Conventional data quality tools are designed to be used by specialist data administrators, working in concert with data stewards, who are technically-oriented business users. The conventional approach to data quality is typically centralized within the IT management group, and depends on specialist analysts and batch processes to work. Periodically, an administrator profiles existing data, and applies software tools to normalize/standardize entities such as street- and business-names. Once data is standardized, additional routines then attempt to identify duplicate records and errors, and specialists will then instigate business processes to merge previously fragmented data.
Obviously, this conventional approach is a start. By profiling and analyzing data, organizations discover (often for the first time) how serious their data quality issues really are. By standardizing data, some of the inconsistencies that cause conventional software to fail are eliminated.
But how is it that these data quality issues happened in the first place?
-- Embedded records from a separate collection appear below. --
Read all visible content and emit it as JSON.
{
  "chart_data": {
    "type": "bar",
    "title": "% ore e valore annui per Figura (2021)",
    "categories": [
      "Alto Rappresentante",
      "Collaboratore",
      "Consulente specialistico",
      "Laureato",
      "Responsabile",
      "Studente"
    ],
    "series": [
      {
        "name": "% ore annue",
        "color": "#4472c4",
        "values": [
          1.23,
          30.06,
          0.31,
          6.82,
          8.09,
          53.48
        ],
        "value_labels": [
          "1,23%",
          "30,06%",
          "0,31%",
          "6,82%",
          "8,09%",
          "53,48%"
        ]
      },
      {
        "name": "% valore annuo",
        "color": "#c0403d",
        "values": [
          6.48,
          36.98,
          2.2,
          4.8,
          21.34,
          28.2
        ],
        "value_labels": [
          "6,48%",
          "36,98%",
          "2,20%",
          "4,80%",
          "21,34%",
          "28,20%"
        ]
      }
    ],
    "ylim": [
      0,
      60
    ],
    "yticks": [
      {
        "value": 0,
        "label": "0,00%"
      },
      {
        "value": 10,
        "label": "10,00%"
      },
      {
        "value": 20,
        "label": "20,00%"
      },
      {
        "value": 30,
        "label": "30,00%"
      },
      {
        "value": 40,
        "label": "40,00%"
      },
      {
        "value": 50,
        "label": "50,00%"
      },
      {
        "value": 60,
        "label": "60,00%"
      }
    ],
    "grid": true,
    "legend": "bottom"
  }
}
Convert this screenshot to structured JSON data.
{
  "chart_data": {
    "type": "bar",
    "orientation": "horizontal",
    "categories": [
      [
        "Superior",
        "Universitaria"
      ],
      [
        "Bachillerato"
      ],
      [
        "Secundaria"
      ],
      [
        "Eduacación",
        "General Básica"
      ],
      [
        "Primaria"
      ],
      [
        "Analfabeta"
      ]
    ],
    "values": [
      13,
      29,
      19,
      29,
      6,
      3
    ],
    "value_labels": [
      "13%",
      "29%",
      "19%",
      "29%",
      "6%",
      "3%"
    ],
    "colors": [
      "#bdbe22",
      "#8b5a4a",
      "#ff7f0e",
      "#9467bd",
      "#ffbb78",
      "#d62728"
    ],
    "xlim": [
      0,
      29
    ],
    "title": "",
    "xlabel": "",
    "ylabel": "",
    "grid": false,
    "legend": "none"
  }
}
And how can organizations avoid them recurring? Conventional approaches don’t really address these issues.
Data quality problems don’t happen by accident: they usually reflect either:
• Errors at the point of data entry, or….
• Inconsistencies and differences among internal systems, or…
• Inconsistencies among 3rd party and various internal data sources
The conventional data quality approach doesn’t address any of these problems at the root. Instead, it looks to clean up problems after the fact. A better alternative combines this conventional data quality approach with one that is more dynamic, less centralized, and doesn’t depend on rigid data standardization. One that attacks data quality issues at the root cause, in real time.
So, one of the keys to data quality is to empower people responsible for data entry to find what they’re looking for at the beginning of the process. Users need an easy to use facility, built-in to their existing business processes, that works reliably despite typical data errors and inconsistencies. The trick is to ensure that users come up with the right match the first time: studies show that front line personnel resist having to conduct multiple requests. Conventional, batch-oriented data quality software doesn’t help here at all. Moreover, users shouldn’t have to use a separate GUI. The matching facility should be integrated with the application they’re already using, and require minimal change to the existing workflow.
The most impactful business benefits are downstream – in the unrealized economies of scale and improved efficiency by not throwing a lot of people and repeated work effort at the multiple problems created by poor data quality.